しかし、その弟子たちの福音宣教によって人々は主イエスの福音を受け入れるか拒否するかの別れ道に立つことになりました。拒否すれば、聖霊による炎は裁きの火となって焼き尽くします。受け入れるならば、聖霊は信仰の炎を内に燃やしてくださり、主イエスの弟子として分裂を恐れることなく、主に従う者とされて行きます。ですから、主イエスによって投ぜられる火は裁きでもあり、聖霊でもあり、あれかこれかというよりは両方の意味が込められていると思います。
神による平和は、それまで偶像の神々との平和に馴染んできた者たちにとっては対立となりました。ですから、平和の福音を受け入れない者は主イエスと弟子たちを拒絶しました。
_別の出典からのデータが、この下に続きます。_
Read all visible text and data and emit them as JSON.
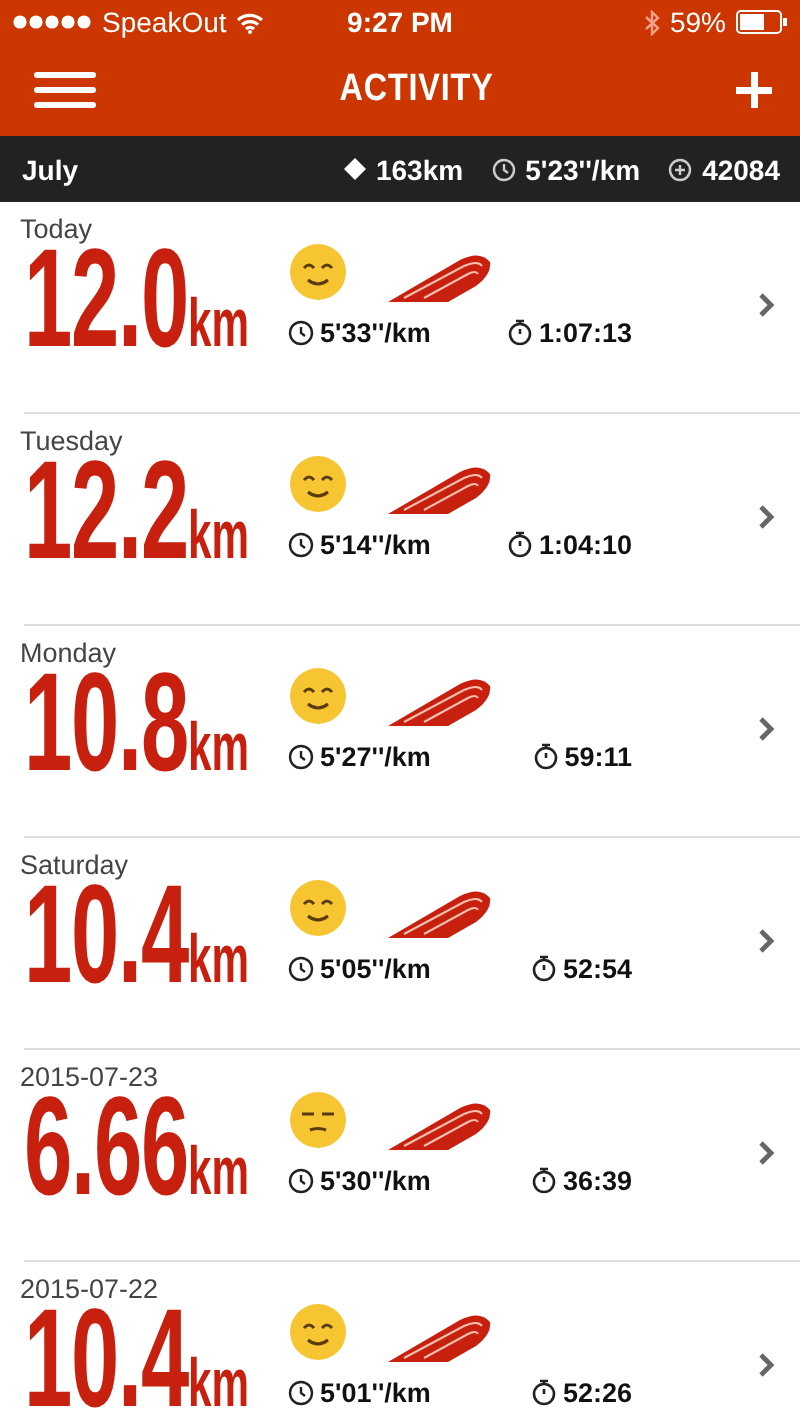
{
  "status_bar": {
    "carrier": "SpeakOut",
    "time": "9:27 PM",
    "battery": "59%"
  },
  "nav": {
    "title": "ACTIVITY"
  },
  "summary": {
    "month": "July",
    "distance": "163km",
    "pace": "5'23''/km",
    "fuel": "42084"
  },
  "runs": [
    {
      "date": "Today",
      "distance": "12.0",
      "unit": "km",
      "kind": "happy",
      "pace": "5'33''/km",
      "duration": "1:07:13"
    },
    {
      "date": "Tuesday",
      "distance": "12.2",
      "unit": "km",
      "kind": "happy",
      "pace": "5'14''/km",
      "duration": "1:04:10"
    },
    {
      "date": "Monday",
      "distance": "10.8",
      "unit": "km",
      "kind": "happy",
      "pace": "5'27''/km",
      "duration": "59:11"
    },
    {
      "date": "Saturday",
      "distance": "10.4",
      "unit": "km",
      "kind": "happy",
      "pace": "5'05''/km",
      "duration": "52:54"
    },
    {
      "date": "2015-07-23",
      "distance": "6.66",
      "unit": "km",
      "kind": "meh",
      "pace": "5'30''/km",
      "duration": "36:39"
    },
    {
      "date": "2015-07-22",
      "distance": "10.4",
      "unit": "km",
      "kind": "happy",
      "pace": "5'01''/km",
      "duration": "52:26"
    }
  ]
}
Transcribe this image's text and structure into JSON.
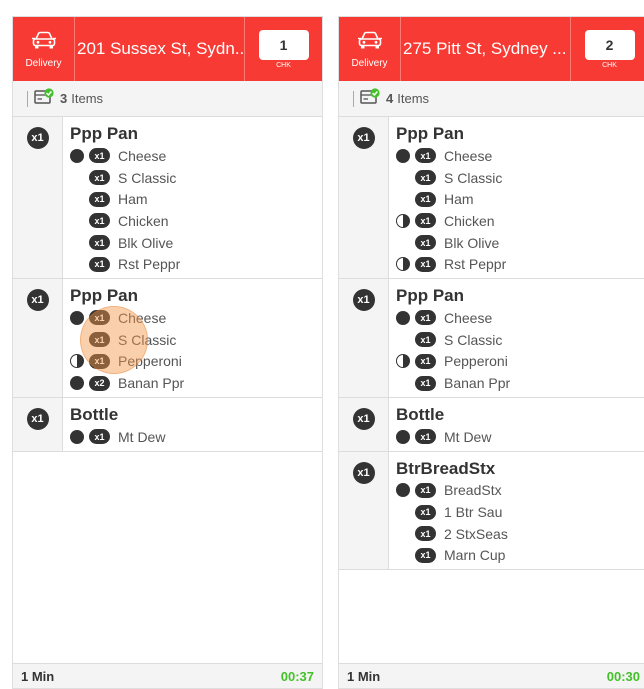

それは今も続いています。
わたしたちの社会は既に戦後80年を迎えようとしています。この間、教会に対する迫害はありませんでした。しかし、教会も社会批判の力を失っているかも知れません。わたしたちは、今、この社会の中で分裂を引き起こすほどの力もないかも知れません。世と妥協すれば分裂は起こらないからです。
しかし、どれほどわたしたちの力が弱くても、神は既に主イエスの十字架によってこの地上に火を投じました。この火を誰も消すことはできません。その火はわたしたちをも裁くかも知れません。けれども、その火こそが、わたしたちに信仰を与えわたしたちを導いてくださる聖霊です。聖霊なる神は、平和の福音によって、分裂を引き起こします。福音をねじ曲げて妥協を重ねる偽りの平和ではなく、清められ焼き尽くされた地に建てあげられる平和です。
主イエスによる平和の福音を拒絶するのが罪人の姿です。主イエスを信ずる以前はわたしたちも自分中心に生きており、主イエスによる平和には無関心でした。そのわたしたちを愛し、わたしたちのために主イエスは苦難の道を歩んでくださいました。主イエスの苦難と死の故に平和の火がわたしたちの内に灯されているのです。祈ります。